IMF Warns that US Tariffs Could Interfere with Global Trade
The IMF has warned that the trade policies imposed by Trump’s administration have the potential of not only hurting the US economy but also the world’s trade system. IMF’s director, Christine Lagarde says that a trade war could cause losses on both sides and attract serious consequences. The caution comes as the US prepares to levy new tariffs on Chinese imports worth $50bn.
The new duties that were announced in March on foreign steel and aluminum have already been implemented. The tariffs have necessitated Europe, Mexico, Canada and China to retaliate in firm of announcing plans to serve as counter-measures.
Ms Lagarde also raises concerns on how the trade war will affect sentiment. The IMF anticipates that the dispute will have minimal economic impact including slowing the GDP by a fraction of a percentage point. The IMF director further states that the most critical and difficult issue currently are the impacts on confidence.

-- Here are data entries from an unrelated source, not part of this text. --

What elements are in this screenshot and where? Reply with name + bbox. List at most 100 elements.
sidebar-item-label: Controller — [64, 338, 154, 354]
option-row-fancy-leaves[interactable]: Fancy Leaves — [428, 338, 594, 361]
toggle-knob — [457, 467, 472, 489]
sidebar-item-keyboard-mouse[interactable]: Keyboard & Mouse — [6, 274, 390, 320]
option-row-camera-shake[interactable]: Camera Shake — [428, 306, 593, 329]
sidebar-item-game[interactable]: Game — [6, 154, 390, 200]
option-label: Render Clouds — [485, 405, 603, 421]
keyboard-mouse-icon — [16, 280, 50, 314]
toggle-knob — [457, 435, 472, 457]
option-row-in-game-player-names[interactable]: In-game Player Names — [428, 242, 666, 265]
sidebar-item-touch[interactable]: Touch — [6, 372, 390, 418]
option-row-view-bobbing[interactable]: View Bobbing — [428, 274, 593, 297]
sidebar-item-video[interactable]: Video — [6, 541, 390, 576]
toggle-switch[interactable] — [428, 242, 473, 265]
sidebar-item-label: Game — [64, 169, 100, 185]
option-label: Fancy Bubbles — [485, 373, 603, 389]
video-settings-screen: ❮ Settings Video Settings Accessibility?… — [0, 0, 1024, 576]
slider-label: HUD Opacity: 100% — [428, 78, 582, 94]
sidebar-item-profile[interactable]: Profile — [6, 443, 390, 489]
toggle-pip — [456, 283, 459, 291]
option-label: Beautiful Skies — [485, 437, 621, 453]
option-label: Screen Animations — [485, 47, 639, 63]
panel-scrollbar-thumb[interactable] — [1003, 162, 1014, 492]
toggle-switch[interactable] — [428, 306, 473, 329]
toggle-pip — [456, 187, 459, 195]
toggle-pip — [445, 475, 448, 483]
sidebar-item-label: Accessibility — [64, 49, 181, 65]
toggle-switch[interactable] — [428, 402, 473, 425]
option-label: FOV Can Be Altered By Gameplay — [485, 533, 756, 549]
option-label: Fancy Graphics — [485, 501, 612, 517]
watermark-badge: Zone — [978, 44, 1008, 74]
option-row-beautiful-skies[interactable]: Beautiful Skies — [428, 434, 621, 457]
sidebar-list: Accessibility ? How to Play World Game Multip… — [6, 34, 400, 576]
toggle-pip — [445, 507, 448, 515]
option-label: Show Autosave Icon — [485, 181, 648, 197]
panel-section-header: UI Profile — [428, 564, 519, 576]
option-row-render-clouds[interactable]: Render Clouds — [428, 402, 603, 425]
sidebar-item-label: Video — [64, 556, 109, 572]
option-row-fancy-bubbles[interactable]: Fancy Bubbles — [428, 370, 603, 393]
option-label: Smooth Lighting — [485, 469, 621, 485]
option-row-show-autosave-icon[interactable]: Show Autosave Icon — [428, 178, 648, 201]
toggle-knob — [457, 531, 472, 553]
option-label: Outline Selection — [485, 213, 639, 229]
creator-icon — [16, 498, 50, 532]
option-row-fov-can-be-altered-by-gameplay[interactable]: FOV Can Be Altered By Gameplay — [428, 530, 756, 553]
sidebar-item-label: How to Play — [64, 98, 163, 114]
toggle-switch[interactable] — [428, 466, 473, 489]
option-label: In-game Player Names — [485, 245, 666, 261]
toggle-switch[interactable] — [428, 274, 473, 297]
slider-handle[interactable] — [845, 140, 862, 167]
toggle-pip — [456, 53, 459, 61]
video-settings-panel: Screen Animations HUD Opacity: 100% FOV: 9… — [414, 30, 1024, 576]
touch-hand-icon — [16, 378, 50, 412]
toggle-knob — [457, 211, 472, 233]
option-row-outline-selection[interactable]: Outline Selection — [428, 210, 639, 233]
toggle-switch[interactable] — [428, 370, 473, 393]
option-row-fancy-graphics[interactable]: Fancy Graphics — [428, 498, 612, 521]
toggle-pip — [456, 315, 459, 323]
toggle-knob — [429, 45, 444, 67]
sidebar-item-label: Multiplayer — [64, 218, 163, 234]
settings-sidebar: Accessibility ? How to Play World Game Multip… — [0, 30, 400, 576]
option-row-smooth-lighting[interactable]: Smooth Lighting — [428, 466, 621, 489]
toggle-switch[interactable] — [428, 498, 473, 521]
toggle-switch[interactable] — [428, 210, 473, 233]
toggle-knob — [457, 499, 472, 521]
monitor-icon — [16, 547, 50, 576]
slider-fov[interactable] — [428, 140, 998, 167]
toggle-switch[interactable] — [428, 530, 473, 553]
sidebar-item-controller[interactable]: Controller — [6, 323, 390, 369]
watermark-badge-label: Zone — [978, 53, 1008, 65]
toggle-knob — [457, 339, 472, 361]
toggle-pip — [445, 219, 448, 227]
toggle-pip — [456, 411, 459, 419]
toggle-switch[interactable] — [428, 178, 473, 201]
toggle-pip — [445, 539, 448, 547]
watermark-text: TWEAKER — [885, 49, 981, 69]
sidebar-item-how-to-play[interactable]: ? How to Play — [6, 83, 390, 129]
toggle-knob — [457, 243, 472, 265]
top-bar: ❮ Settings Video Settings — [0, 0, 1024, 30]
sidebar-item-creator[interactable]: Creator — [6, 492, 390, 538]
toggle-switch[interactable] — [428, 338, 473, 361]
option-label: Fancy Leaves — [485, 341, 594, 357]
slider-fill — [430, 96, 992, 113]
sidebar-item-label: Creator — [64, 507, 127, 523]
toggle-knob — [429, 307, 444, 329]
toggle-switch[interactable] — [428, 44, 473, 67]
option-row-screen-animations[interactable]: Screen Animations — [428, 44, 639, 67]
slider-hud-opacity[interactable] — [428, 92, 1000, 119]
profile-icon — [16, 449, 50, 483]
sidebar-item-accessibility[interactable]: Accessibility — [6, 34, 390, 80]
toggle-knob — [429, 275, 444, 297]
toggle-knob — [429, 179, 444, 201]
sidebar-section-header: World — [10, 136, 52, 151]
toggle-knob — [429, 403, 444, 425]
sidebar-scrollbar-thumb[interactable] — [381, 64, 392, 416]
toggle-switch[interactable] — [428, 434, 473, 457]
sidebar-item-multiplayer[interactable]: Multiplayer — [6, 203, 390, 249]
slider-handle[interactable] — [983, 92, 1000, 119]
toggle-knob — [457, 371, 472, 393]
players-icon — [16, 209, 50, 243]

The IMF has also stated that the White house has issued threats on its withdrawal from the North American Free Trade Agreement (Nafta). The trade wars are likely to shift the globe from an open, fair and trade system based on rules and may cause severe impacts on the US economy and its trading partners as well.
In its annual review of the US economy, the IMF explained the risks as well as the growth projections of the US economy. The institution projects a US growth of 2.9 percent this year with a tax cut package of $1.5tn and a $300bn rise in federal spending. Nevertheless, the organization expects a slowdown in the GDP to 2.7 percent in 2019 and 1.9 percent in 2020 and getting lower as the effects of the tax cuts diminish.
There has been contesting of the predictions by the US Treasury Department arguing that the White house policies which include tax reform as well as deregulation will ensure sustainable economic growth. The US has also said that it appreciates the IMF’s report and agrees with the report on the short-term predictions of the US economic growth but they differ significantly on both the medium and long-term forecasts.
The IMF director also said that she is concerned about the increasing public debt and the risk of an impending inflation. The IMF has thus called on the US to consider tax relief on low income households while also strengthening the financial oversight of non-banks.
The IMF also raised concerns on the dominance of small but increasing firms which have the potential of depressing wage growth and research investment as the gain market power.